A complex flaw with big implications — In essence what's happening is that whenever you boot your Intel-based computer, security measures within the CPU's Converged Security and Management Engine (CSME) are supposed to execute that lock down the computer's memory and prevent hackers from modifying it.

What Positive Technologies found, however, is that there's a brief moment between booting the computer and when protections within the CSME actually execute. That gives hackers a window to execute malicious code with the highest of system privileges. The CSME is able to intercept data passing through USB, meaning a hacker could, theoretically, insert code into the CSME that launches a keylogger.


What's worse is that Ars Technica reports a firmware update cannot fix the flaw because it's hard-coded into the silicon that boots the CSME. Any malicious code inserted also wouldn't be recognized by antivirus software.

“This vulnerability jeopardizes everything Intel has done to build the root of trust and lay a solid security foundation on the company's platforms,” Mark Ermolov, lead specialist of OS and hardware security at Positive Technologies wrote in a blog post. “The problem is not only that it is impossible to fix firmware errors that are hard-coded in the mask ROM of microprocessors and chipsets. The larger worry is that, because this vulnerability allows a compromise at the hardware level, it destroys the chain of trust for the platform as a whole.”

You're probably safe unless you're a spy — Experts say that the exploiting the vulnerability requires physical access to the computer as well as specialized gear — and significant years of experience with firmware. It's not your typical exploit where a phishing link or attachment could get you. It's the sort of thing nation states attacking specific, high-value targets might be able to exploit, but not your casual 419 scammer.

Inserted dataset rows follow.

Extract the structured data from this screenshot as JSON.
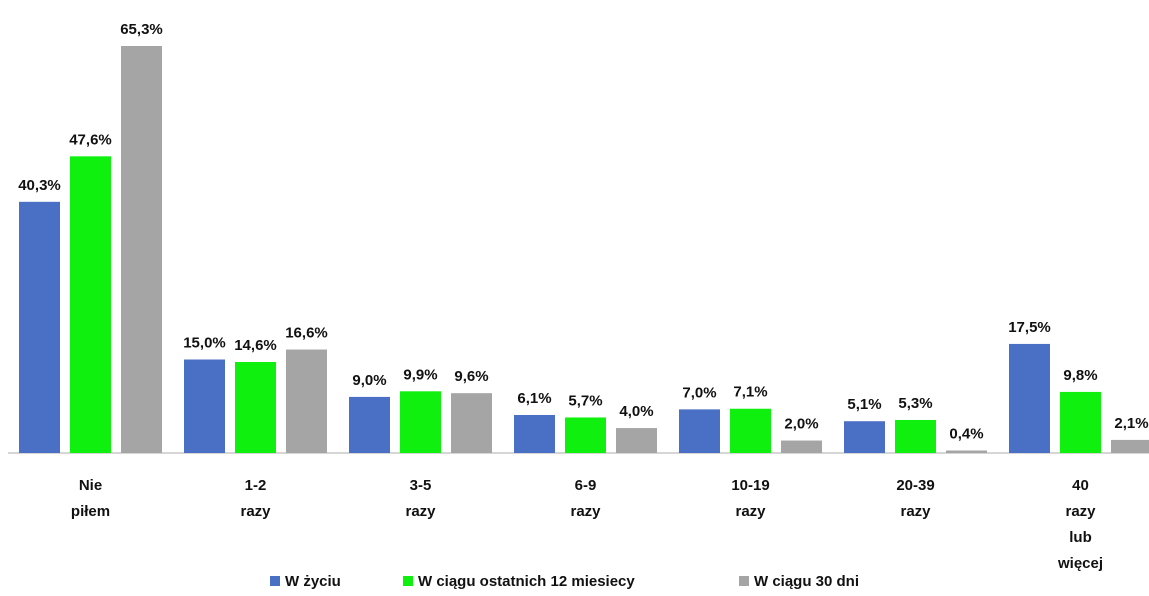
{
  "chart_data": {
    "type": "bar",
    "categories": [
      "Nie piłem",
      "1-2 razy",
      "3-5 razy",
      "6-9 razy",
      "10-19 razy",
      "20-39 razy",
      "40 razy lub więcej"
    ],
    "series": [
      {
        "name": "W życiu",
        "color": "#4a70c6",
        "values": [
          40.3,
          15.0,
          9.0,
          6.1,
          7.0,
          5.1,
          17.5
        ],
        "value_labels": [
          "40,3%",
          "15,0%",
          "9,0%",
          "6,1%",
          "7,0%",
          "5,1%",
          "17,5%"
        ]
      },
      {
        "name": "W ciągu ostatnich 12 miesiecy",
        "color": "#0ff00f",
        "values": [
          47.6,
          14.6,
          9.9,
          5.7,
          7.1,
          5.3,
          9.8
        ],
        "value_labels": [
          "47,6%",
          "14,6%",
          "9,9%",
          "5,7%",
          "7,1%",
          "5,3%",
          "9,8%"
        ]
      },
      {
        "name": "W ciągu 30 dni",
        "color": "#a5a5a5",
        "values": [
          65.3,
          16.6,
          9.6,
          4.0,
          2.0,
          0.4,
          2.1
        ],
        "value_labels": [
          "65,3%",
          "16,6%",
          "9,6%",
          "4,0%",
          "2,0%",
          "0,4%",
          "2,1%"
        ]
      }
    ],
    "legend": "bottom"
  }
}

“Intel was notified of a vulnerability potentially affecting the Intel Converged Security Management Engine in which an unauthorized user with specialized hardware and physical access may be able to execute arbitrary code within the Intel CSME subsystem on certain Intel products,” Intel wrote in a statement to Ars Technica. “Intel released mitigations and recommends keeping systems up-to-date. Additional guidance specific to CVE-2019-0090 can be found here.”